Tomris Uyar, “Sevginin yalnızca bir duygu olmadığını, bilgi de gerektirdiğini kendimden biliyorum. Sevgi savurganlığım yüzünden habire su vererek çürüttüğüm kaktüsler hâlâ aklımda.” der.

Tomris Uyar'ın bu sözlerini ne zaman anımsasam, hemen ardından aklıma çiçek ile suyun hikayesi gelir.

Çiçeğe aşık olan, onu sevdiğini söyleyen suyun kendinden bir damla vermediği için, çiçeğin öldüğü hikaye...

Ve sonra sevginin yalnızca bir söz olmadığını, bir tutum olduğunu ve eylem de gerektirdiğini hatırlarım.

Hatta çoğu zaman ölçülü bir eylem.

K. Marx’ın dediği gibi “sevgi yalnız bir insana bağlılık değildir. Bir tutumdur.
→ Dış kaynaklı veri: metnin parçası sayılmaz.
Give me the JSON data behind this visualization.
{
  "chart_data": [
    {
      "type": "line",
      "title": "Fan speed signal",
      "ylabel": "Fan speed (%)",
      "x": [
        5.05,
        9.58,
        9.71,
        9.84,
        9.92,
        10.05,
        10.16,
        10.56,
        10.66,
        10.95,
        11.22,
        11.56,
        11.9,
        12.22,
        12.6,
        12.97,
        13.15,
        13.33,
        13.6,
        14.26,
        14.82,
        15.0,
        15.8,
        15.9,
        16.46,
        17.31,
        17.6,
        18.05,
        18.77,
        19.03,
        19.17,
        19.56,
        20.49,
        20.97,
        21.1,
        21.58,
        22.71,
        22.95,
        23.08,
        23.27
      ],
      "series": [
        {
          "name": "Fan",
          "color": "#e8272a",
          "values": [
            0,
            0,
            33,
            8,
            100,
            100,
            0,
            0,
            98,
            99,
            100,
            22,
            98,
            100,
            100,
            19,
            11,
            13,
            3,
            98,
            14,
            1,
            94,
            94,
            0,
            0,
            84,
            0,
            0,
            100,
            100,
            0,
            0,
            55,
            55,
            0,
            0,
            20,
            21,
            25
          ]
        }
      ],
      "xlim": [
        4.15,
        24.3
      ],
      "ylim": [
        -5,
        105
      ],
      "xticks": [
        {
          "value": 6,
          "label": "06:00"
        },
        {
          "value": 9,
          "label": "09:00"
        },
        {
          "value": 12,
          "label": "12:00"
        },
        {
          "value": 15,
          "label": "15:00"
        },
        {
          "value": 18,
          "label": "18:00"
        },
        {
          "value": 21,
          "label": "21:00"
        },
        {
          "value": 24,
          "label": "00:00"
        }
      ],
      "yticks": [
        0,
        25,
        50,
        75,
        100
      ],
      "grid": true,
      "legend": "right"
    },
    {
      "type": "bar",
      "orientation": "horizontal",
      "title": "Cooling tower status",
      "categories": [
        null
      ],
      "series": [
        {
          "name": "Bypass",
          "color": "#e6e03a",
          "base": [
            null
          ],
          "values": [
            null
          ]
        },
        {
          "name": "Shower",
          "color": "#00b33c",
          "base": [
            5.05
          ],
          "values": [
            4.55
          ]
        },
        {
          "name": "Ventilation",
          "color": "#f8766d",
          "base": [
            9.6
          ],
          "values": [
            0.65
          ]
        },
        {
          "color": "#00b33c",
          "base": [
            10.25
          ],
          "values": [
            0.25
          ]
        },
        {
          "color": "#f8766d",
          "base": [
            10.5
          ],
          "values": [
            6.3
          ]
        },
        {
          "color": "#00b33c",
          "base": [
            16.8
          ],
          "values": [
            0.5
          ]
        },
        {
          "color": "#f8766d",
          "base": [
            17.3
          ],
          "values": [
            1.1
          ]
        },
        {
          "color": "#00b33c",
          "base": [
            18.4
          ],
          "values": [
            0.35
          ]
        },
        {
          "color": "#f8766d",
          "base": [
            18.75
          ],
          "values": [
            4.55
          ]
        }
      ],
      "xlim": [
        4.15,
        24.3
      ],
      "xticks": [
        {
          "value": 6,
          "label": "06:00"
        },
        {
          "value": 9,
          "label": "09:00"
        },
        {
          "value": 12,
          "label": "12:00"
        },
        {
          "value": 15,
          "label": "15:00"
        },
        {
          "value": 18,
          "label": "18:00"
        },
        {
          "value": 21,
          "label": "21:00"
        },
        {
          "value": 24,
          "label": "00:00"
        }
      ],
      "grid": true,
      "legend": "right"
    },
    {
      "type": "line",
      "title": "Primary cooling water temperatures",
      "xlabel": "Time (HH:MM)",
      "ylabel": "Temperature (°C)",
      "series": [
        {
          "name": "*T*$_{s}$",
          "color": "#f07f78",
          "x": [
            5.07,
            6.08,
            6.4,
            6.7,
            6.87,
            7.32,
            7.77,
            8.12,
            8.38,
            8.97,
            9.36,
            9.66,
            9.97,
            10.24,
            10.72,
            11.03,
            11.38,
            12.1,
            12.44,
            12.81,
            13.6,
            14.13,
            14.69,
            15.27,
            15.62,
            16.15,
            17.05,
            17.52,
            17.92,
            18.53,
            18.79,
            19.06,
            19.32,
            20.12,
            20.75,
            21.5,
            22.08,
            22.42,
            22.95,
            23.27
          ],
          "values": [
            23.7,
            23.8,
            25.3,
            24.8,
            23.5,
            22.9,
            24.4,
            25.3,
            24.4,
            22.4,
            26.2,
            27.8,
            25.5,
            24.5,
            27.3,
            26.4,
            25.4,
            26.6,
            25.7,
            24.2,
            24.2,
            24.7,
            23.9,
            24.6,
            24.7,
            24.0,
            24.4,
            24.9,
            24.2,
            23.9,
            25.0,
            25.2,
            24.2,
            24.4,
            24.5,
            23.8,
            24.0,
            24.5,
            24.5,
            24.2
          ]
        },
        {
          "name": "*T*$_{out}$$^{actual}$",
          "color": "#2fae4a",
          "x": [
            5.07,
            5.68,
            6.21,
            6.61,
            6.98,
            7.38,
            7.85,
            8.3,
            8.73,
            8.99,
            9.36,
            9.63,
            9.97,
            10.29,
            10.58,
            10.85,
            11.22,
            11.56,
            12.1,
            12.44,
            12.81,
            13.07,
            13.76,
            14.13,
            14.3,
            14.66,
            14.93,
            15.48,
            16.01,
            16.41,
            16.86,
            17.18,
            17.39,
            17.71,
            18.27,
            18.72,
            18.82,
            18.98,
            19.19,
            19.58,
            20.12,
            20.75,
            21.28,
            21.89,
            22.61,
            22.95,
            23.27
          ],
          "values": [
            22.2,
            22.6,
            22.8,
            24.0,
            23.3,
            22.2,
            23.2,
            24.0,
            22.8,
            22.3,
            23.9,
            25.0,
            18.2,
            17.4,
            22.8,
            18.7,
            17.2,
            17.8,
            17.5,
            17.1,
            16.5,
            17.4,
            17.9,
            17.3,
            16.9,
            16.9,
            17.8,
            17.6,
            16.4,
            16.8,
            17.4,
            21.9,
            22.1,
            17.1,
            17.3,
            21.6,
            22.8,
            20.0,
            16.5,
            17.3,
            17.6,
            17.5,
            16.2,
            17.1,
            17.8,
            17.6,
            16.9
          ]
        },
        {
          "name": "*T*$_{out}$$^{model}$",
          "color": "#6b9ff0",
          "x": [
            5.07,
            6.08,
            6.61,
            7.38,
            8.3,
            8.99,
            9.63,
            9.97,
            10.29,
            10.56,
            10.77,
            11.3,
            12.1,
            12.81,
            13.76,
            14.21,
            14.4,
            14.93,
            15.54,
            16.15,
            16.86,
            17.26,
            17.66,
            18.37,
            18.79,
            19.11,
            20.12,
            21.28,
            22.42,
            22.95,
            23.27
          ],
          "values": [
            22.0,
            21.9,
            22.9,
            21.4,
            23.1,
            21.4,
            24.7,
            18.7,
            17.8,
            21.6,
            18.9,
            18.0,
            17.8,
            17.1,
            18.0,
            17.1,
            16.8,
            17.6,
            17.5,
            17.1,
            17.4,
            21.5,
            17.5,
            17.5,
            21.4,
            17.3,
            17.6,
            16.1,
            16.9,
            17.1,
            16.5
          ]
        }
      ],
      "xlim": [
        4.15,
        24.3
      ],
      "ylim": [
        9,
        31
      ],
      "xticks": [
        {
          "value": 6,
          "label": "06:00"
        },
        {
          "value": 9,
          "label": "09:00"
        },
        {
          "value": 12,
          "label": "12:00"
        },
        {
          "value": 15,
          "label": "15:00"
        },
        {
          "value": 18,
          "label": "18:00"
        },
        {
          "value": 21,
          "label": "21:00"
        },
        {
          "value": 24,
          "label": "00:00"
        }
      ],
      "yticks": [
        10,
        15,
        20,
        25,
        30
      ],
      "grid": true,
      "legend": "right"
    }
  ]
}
Kişinin yalnız bir sevgi nesnesine değil, bütünüyle dünyaya bağlılığını gösteren bir kişilik yapısıdır. Kişi yalnız bir tek kimseyi seviyor, başka her şeye karşı ilgisiz kalıyorsa sevgisi sevgi değil, genişletilmiş bencilliktir”çünkü.

Sevgi ile bencillik arasındaki ince çizgiyi belirleyen ise, tutum ve eylemlerimizdeki ölçü olsa gerek.

"Sevginin ölçüsü mü olur?" diyenleriniz çıkacaktır muhtemelen.

Sevginin ölçüsünü bilemem.

Ama sebebi sevgiyle açıklanan eylemlerin ölçüsü olmalı diye düşünenlerdenim ben.

Mesela; boğmayan ama öte yandan da yok saymayan.

Yanında olan ama yapışık olmayan.

Birlikte vakit geçirmekten hoşlanan ama sana ait olan zamanı gasp etmeyen.

Gerektiğinde yol gösterebilen ama “illaki o yoldan gitmelisin” demeyen.

“Biz” diyebilen ama bizin içindeki ben olma haline de saygı duyabilen.

Ve “iyi ki benimsin” diyen değil de “iyi ki benimlesin” diyebilmeyi becerebilen.